6. Boas Práticas e Padrões de Design
- Prefira embedding a herança: você ganha flexibilidade para compor comportamentos sem rigidez hierárquica.
- Use embedding de interfaces para contratos: defina interfaces pequenas e coesas, depois componha-as.
- Combine structs e interfaces: structs com interfaces embutidas permitem injeção de dependência natural.
- Evite interfaces muito grandes: uma interface com muitos métodos quebra o princípio da segregação de interfaces (ISP).
- Cuidado com dependências ocultas: embedding pode esconder dependências. Documente claramente o que está sendo embutido.
7. Exemplo Integrado: Sistema de Notificações
Vamos construir um sistema de notificações que demonstra embedding de interfaces e structs:
// Interfaces base
type Notifier interface {
Send(to string, message string) error
}
type Logger interface {
Log(message string)
}
// Struct base com funcionalidade comum
type BaseService struct {
Logger
}
func (b BaseService) Notify(to string, message string) error {
b.Log("Enviando notificação para " + to)
return nil
}
// Implementações concretas de Notifier
type EmailNotifier struct {
BaseService
SMTPHost string
}
func (e EmailNotifier) Send(to string, message string) error {
e.Log("Email para " + to + ": " + message)
// Lógica real de envio...
return nil
}
type SMSNotifier struct {
BaseService
APIKey string
}
func (s SMSNotifier) Send(to string, message string) error {
s.Log("SMS para " + to + ": " + message)
// Lógica real de envio...
return nil
}
// Serviço de notificação composto
type NotificationService struct {
Notifier // interface embutida
Logger // interface embutida
}
func (ns NotificationService) SendWelcomeEmail(userEmail string) {
ns.Log("Preparando email de boas-vindas")
ns.Notifier.Send(userEmail, "Bem-vindo ao sistema!")
}
// Mock para testes
type MockNotifier struct {
SentMessages []string
}
func (m *MockNotifier) Send(to string, message string) error {
m.SentMessages = append(m.SentMessages, to+": "+message)
return nil
}
// Teste unitário
func TestNotificationService(t *testing.T) {
mockNotifier := &MockNotifier{}
mockLogger := &MockLogger{}
service := NotificationService{
Notifier: mockNotifier,
Logger: mockLogger,
}
service.SendWelcomeEmail("teste@example.com")

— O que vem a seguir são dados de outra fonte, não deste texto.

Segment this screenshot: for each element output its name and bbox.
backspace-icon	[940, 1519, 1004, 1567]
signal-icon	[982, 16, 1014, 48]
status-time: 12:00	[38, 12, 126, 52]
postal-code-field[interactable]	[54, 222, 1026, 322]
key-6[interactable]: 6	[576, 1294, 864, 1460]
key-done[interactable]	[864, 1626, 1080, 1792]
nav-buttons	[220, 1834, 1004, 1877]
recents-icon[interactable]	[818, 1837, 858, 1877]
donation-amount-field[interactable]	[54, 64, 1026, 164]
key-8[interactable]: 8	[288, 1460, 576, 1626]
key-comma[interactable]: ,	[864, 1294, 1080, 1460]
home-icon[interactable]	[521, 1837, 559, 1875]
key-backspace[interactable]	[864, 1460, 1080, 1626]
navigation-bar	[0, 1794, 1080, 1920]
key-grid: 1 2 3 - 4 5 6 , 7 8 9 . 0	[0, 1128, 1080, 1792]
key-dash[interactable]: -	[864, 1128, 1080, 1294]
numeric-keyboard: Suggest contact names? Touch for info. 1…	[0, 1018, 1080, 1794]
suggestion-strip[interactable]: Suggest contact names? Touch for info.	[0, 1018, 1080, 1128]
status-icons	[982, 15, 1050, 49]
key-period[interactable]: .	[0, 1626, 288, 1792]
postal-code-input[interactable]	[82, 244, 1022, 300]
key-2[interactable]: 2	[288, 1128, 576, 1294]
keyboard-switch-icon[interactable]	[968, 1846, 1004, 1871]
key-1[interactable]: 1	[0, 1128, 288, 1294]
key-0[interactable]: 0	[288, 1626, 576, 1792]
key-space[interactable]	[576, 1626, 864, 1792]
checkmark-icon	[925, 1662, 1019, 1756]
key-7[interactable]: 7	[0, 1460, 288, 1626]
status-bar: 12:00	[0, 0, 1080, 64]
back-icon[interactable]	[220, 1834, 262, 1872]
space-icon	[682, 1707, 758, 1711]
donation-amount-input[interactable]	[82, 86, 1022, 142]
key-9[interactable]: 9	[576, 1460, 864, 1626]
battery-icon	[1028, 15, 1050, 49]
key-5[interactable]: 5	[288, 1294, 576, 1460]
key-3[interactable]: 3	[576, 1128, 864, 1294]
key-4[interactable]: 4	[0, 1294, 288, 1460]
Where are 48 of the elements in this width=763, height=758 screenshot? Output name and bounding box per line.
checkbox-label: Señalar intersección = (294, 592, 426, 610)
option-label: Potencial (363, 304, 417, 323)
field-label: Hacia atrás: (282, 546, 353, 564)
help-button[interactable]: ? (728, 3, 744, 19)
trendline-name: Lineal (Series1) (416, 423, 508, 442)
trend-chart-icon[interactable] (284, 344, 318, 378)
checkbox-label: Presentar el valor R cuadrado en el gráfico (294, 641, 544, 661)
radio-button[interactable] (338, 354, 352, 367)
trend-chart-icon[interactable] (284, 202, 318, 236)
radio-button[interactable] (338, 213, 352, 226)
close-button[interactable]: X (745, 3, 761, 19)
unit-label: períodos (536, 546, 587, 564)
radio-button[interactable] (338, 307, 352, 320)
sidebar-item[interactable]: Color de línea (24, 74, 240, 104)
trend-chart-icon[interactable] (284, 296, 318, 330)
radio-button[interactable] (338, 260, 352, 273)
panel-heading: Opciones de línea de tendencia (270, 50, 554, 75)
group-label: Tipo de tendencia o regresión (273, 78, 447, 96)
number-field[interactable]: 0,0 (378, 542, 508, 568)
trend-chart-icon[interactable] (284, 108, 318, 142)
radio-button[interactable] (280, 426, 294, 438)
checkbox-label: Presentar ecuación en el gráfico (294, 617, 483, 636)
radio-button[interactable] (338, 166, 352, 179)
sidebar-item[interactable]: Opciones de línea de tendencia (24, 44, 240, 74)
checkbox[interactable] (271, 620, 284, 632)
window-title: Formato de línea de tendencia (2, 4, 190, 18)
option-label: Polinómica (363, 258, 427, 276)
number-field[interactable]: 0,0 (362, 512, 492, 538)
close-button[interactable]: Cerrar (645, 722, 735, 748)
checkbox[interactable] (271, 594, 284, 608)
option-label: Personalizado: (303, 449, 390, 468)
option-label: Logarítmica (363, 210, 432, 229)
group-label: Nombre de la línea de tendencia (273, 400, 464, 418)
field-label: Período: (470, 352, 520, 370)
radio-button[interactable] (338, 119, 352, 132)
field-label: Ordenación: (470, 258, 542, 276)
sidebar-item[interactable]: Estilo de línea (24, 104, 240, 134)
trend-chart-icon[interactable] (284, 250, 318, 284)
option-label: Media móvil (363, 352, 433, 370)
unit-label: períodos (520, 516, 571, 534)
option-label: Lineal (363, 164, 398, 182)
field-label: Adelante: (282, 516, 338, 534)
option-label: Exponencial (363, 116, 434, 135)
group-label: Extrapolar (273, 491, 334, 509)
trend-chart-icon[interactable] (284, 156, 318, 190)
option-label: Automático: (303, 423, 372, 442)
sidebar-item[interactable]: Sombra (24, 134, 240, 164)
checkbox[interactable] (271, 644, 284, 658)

if len(mockNotifier.SentMessages) != 1 {
t.Error("notificação não foi enviada")
}
}
Esse exemplo mostra como embedding de interfaces e structs permite:
- Reuso de comportamento (BaseService com Logger)
- Polimorfismo flexível (Notifier pode ser EmailNotifier ou SMSNotifier)
- Testabilidade com mocks (substituição de dependências)
O embedding em Go oferece uma alternativa poderosa à herança tradicional, promovendo composição, reuso e baixo acoplamento — pilares do design de software moderno.
Referências
- Effective Go: Embedding — Documentação oficial explicando o conceito de embedding em Go com exemplos práticos.
- Go by Example: Struct Embedding — Tutorial interativo demonstrando embedding de structs com código executável.
- Go Specification: Struct types — Especificação técnica detalhada sobre struct types e campos anônimos.
- Dave Cheney: Composition over Inheritance in Go — Artigo aprofundado comparando composição (embedding) com herança tradicional.
- The Go Blog: Interfaces in Go — Post oficial sobre interfaces, incluindo embedding e polimorfismo por composição.
- Practical Go: Embedding for Code Reuse — Guia prático com exemplos reais de reuso de código via embedding.